Blog Categories and Tags: How To and What For

Published on by David A. Kennedy

When people new to blogging start using categories and tags, it often turns into a everything for everyone type of situation. Beginning bloggers create a category for everything, and sometimes a conflicting tag to match. The end result is a blog that has a poor user experience, no clear way to navigate between posts and limited ways to grow.

You need to think of categories and tags as a way for your readers/users to navigate your site.

What’s are the best practices for this?

Categories

  1. Go broad. If you write about recipes on your blog, maybe you have Asian, Cajun, American, etc. as your categories. Think about this as a menu.

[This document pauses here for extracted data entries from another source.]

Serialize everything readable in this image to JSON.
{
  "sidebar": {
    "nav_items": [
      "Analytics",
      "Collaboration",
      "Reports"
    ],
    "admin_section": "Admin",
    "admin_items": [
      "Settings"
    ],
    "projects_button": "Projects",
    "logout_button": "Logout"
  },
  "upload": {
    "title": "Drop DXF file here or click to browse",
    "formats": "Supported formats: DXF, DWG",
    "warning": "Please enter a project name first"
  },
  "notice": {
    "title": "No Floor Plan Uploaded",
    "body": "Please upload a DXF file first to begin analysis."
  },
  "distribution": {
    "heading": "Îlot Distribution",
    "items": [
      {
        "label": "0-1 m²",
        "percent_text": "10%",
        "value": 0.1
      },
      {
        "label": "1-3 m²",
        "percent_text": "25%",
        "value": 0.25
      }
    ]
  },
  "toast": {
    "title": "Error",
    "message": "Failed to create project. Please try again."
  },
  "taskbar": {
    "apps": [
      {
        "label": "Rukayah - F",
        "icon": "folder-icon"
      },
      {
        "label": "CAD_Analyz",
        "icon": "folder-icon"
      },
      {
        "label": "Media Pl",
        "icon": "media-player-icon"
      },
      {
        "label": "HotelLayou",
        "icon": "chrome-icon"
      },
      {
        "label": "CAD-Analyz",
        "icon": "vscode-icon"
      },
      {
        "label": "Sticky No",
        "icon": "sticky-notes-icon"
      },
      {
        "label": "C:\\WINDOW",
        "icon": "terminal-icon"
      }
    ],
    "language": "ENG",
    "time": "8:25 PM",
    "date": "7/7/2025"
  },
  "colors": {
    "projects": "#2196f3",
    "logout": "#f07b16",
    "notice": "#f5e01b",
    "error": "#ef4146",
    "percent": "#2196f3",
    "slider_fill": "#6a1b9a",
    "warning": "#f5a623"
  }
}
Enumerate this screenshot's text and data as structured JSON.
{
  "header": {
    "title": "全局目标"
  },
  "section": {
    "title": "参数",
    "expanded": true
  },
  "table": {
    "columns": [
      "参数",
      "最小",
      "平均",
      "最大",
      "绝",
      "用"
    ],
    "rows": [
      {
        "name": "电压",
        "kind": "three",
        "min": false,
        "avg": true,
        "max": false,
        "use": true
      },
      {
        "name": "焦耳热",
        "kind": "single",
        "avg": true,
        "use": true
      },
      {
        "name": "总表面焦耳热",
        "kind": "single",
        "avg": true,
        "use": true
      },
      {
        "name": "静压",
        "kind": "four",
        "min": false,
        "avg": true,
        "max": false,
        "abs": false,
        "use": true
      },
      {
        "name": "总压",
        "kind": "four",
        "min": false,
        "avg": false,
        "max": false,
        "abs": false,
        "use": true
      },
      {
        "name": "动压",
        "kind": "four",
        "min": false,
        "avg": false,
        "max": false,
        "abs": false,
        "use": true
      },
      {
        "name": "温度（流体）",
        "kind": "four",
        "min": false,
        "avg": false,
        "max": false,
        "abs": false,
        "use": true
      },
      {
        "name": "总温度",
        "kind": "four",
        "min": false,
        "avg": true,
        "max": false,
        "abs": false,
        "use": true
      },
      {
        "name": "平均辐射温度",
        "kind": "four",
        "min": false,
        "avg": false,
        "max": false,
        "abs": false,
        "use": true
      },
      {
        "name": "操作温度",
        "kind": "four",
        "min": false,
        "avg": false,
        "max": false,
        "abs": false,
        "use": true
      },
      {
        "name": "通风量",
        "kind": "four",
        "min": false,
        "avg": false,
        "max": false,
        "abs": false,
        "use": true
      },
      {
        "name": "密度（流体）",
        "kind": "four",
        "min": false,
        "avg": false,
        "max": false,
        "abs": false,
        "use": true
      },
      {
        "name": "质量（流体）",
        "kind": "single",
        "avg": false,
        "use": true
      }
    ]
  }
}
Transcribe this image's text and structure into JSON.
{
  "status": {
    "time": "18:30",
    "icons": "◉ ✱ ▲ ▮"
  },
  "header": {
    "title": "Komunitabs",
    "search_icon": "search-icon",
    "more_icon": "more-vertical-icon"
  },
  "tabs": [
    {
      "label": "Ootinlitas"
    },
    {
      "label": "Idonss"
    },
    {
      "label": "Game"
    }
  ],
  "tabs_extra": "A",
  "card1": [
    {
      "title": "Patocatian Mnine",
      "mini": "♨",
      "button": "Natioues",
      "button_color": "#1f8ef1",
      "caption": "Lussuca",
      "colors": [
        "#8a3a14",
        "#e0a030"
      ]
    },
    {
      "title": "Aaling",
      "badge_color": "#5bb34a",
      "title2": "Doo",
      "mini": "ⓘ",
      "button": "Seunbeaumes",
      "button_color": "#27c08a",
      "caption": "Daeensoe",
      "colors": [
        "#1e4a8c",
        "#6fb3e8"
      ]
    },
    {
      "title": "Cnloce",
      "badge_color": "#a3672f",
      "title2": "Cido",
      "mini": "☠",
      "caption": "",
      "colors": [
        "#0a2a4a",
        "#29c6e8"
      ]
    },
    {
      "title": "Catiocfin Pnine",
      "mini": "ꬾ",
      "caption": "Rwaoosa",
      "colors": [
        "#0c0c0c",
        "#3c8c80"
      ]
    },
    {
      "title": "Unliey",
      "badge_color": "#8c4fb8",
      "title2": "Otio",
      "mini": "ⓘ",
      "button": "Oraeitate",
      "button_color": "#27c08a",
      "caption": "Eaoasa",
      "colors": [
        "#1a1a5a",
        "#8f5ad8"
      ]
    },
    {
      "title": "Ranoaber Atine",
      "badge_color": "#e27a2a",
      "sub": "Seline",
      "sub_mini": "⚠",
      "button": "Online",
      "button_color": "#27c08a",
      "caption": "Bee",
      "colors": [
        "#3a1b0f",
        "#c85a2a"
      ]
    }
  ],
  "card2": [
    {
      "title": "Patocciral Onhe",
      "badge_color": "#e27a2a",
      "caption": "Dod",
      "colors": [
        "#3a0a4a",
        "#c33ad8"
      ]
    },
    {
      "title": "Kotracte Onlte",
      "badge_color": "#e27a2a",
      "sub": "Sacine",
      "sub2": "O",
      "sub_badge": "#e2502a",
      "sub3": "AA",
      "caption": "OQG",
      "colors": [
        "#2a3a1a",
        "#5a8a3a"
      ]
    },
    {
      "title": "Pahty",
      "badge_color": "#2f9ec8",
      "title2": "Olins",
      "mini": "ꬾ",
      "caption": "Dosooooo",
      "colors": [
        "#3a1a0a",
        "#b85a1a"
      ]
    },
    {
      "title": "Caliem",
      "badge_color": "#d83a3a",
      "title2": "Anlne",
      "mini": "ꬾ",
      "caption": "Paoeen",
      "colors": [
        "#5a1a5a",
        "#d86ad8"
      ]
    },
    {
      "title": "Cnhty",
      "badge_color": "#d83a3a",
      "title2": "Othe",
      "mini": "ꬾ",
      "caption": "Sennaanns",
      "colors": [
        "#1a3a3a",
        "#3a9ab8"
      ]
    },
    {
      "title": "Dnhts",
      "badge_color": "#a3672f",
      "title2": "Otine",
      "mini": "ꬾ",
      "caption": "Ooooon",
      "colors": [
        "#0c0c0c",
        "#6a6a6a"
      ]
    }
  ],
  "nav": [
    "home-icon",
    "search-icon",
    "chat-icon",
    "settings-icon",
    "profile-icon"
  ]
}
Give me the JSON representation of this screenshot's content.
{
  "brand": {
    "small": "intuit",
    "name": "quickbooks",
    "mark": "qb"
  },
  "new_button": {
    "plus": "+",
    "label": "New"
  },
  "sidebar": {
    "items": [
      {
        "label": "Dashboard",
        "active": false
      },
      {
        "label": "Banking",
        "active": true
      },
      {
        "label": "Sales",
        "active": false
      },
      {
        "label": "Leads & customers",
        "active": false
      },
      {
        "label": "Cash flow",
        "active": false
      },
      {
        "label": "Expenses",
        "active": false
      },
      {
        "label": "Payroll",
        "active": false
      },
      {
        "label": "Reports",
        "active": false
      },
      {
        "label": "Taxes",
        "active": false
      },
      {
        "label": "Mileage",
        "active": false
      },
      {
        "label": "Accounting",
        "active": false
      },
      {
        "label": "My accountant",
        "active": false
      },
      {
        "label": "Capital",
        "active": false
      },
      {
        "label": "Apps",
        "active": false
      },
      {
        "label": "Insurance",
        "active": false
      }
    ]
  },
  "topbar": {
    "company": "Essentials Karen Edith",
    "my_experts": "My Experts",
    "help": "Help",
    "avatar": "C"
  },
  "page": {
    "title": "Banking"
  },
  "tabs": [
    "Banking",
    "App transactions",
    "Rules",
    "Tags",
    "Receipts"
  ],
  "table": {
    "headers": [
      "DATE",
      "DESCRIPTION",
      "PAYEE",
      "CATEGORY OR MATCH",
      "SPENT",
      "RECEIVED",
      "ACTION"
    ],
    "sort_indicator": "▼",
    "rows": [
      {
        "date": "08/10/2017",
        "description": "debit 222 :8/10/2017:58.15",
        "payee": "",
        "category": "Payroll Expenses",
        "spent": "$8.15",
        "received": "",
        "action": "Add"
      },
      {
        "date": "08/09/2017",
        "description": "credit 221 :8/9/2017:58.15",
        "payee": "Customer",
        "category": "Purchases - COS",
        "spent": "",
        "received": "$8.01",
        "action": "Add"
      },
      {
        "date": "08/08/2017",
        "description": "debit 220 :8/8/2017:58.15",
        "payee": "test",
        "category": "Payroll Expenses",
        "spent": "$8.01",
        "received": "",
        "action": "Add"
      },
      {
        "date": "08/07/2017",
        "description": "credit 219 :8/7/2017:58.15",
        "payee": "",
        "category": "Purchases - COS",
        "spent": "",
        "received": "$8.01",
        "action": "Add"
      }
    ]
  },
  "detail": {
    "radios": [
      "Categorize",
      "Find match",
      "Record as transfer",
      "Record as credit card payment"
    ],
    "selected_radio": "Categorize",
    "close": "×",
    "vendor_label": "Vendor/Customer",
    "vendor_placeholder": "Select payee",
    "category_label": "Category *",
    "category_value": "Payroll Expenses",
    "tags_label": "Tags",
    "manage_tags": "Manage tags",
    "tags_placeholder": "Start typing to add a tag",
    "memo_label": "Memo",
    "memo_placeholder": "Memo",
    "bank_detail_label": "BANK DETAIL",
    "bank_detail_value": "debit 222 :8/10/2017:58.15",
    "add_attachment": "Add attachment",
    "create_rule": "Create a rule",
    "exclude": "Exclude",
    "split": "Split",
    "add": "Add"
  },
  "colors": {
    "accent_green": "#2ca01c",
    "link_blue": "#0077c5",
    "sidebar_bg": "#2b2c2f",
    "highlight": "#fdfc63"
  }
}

It provides users a way to dig deeper into your content, your expertise.
  2. Stick with it. It’s tempting to change your categories, and certainly you’ll need to make adjustments now and then, but try to keep most of the original structure in tact. It will help focus your blog more than anything.
  3. Set Limits. Create a category structure that has a total of five, plus or minus two – a common best practice when it comes to menu structures and information architecture.

Tags

  1. Make it fit. Use your tags as a way to lead users even deeper into your categories and site. If we stick with the recipes example from above, your tags might be ingredients of dishes, pairing nicely with the types of cuisine that represent each category.
  2. Limitless. Well, almost. I try to build rich, deep tagging systems by adding one to three tags to each post. Always use tags multiple times as you write new posts, so you don’t have a ton of orphaned tags.
  3. Adjust when necessary. With tags, unlike categories, I’m never afraid of tweaking the tag names, connections and the like.

How do you manage your categories and tags? What works best for you?